Abstract
Huyang Xie1,2,*, Yu Zhu1,2,*, Huimin An1,2,*, Hongkai Wang1,2, Yao Zhu1,2, Hangcheng Fu3, Zewei Wang3, Qiang Fu3, Jiejie Xu3, Dingwei Ye1,2
1Department of Urology, Fudan University Shanghai Cancer Center, Shanghai, China
2Department of Oncology, Shanghai Medical College, Fudan University, Shanghai, China
3Department of Biochemistry and Molecular Biology, School of Basic Medical Sciences, Fudan University, Shanghai, China
*These authors have contributed equally to this work
Correspondence to:
Jiejie Xu, email: [email protected]
Dingwei Ye, email: [email protected]
Keywords: clear cell renal cell carcinoma, B4GALT1, overall survival, prognostic biomarker, nomogram
Received: December 16, 2015 Accepted: March 28, 2016 Published: April 15, 2016
ABSTRACT
B4GALT1 is one of seven beta-1, 4-galactosyltransferase (B4GALT) genes, which has distinct functions in various malignances. Here, we evaluate the association of B4GALT1 expression with oncologic outcome in patients with non-metastatic clear cell renal cell carcinoma (ccRCC). A retrospective analysis of 438 patients with non-metastatic ccRCC at two academic medical centers between 2005 and 2009 was performed. The first cohort with 207 patients was treated as training cohort and the other as validation cohort. Tissue microarrays (TMAs) were created in triplicate from formalin-fixed, paraffin embedded specimens. Immunohistochemistry (IHC) was performed and the association of B4GALT1 expression with standard pathologic features and prognosis were evaluated. B4GALT1 expression was significantly associated with tumor T stage (P<0.001 and P<0.001, respectively), Fuhrman grade (P<0.001 and P<0.001, respectively) and necrosis (P=0.021 and P=0.002, respectively) in both training and validation cohorts.
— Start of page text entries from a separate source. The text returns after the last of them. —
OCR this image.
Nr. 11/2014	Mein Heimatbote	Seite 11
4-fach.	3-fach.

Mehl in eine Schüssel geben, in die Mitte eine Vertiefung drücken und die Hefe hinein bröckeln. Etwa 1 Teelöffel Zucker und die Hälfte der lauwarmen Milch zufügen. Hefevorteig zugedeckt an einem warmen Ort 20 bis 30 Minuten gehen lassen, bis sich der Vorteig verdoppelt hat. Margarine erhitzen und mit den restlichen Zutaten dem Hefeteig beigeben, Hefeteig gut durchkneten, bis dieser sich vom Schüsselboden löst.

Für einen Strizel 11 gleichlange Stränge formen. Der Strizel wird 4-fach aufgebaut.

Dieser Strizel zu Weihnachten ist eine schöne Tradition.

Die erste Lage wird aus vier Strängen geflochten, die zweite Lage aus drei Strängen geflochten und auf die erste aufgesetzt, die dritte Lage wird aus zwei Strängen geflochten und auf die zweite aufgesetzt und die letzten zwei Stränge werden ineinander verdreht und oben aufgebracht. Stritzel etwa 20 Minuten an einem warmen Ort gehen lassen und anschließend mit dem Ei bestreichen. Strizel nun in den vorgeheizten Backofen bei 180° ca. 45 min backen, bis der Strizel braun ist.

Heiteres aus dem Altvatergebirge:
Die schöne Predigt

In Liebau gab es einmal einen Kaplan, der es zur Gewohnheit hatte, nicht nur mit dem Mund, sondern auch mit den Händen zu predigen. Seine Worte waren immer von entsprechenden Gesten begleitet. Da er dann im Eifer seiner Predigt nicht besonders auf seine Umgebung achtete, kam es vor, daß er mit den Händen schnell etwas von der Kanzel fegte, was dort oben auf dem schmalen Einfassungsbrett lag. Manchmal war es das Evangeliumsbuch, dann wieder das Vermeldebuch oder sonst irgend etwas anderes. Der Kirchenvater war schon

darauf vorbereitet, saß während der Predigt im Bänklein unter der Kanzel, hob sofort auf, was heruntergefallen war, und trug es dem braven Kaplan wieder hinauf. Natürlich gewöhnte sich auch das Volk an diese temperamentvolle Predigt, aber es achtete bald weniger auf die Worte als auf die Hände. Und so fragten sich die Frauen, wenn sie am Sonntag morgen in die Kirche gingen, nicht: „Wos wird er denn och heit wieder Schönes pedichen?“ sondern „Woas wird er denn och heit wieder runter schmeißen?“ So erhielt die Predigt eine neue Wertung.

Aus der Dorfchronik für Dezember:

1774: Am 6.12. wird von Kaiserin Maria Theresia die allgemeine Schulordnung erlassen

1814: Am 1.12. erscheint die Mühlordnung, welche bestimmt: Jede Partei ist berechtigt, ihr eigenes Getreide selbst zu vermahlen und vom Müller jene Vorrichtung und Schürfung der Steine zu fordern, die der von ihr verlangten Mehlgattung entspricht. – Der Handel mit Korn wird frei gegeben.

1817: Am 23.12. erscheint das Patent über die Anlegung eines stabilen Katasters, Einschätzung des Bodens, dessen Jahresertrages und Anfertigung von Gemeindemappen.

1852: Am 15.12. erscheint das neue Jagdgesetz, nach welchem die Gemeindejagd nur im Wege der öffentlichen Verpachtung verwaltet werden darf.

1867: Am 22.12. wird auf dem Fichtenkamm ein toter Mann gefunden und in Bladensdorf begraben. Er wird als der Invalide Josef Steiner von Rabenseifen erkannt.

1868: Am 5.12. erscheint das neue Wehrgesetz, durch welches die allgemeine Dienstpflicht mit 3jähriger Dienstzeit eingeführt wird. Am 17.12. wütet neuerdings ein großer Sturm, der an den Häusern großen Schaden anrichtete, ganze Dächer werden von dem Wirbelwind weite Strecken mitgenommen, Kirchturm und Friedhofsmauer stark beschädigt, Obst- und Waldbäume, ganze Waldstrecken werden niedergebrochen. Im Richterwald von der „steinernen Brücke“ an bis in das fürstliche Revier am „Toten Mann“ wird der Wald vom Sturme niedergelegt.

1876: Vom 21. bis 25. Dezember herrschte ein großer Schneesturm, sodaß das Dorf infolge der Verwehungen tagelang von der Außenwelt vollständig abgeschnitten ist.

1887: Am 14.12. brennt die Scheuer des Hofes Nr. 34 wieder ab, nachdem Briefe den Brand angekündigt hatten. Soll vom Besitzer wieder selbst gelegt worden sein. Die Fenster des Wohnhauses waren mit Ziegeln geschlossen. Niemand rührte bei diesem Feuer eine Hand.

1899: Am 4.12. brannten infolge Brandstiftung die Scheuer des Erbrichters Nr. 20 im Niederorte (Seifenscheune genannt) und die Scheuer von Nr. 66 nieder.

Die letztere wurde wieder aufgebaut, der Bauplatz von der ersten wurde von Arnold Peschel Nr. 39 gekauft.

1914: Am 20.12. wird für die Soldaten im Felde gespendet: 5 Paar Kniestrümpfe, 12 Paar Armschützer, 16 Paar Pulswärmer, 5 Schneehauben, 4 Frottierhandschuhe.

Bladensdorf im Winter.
And high B4GALT1 expression indicated poor overall survival (OS) (P<0.001 and P<0.001, respectively) in the two cohorts. Furthermore, B4GALT1 expression was identified as an independent adverse prognostic factor for survival (P=0.007 and P=0.002, respectively). Moreover, the accuracy of established prognostic models was improved when B4GALT1 expression was added. Therefore, a predictive nomogram was generated with identified independent prognosticators to assess patients’ OS at 5 and 10 years. Increased B4GALT1 expression is a potential independent adverse prognostic factor for OS in patients with non-metastatic ccRCC.
INTRODUCTION
Clear cell renal cell carcinoma (ccRCC) is the most common subtype of kidney cancer and its incidence is increasing by 2.5% annually all over the world [1]. As reported in the latest cancer statistics, kidney cancer is one of the ten most common cancers in the US [2]. Although the diagnosis and treatment of ccRCC is evolving continuously, about 20% to 30% patients present with metastases at initial diagnosis. In addition, a third of patients after curable resection of the tumors progress to metastatic disease or experience local recurrence during long term follow-up [3]. However, metastatic ccRCC which is highly resistant to radiotherapy and chemotherapy, has a poor prognosis that 5-year survival rate is less than 10% [4]. Currently, several clinical and pathological factors, including TNM stage, Fuhrman nuclear grade, ECOG performance status (ECOG-PS) and tumor necrosis, are widely used for RCC prognosis. And some integrated prognostic models based on these factors has been established to predict patients’ clinical outcome, such as University of California Integrated Staging System (UISS) and Mayo Clinic stage, size, grade and necrosis score (SSIGN) [5]. Since RCC is a complex, heterogeneous disease, the use of these predictors and integrated models are not always particularly accurate. Moreover, the clinical significance of biological markers is underestimated at most time. Combining them with the conventional clinicopathological predictors might improve current prognostic models.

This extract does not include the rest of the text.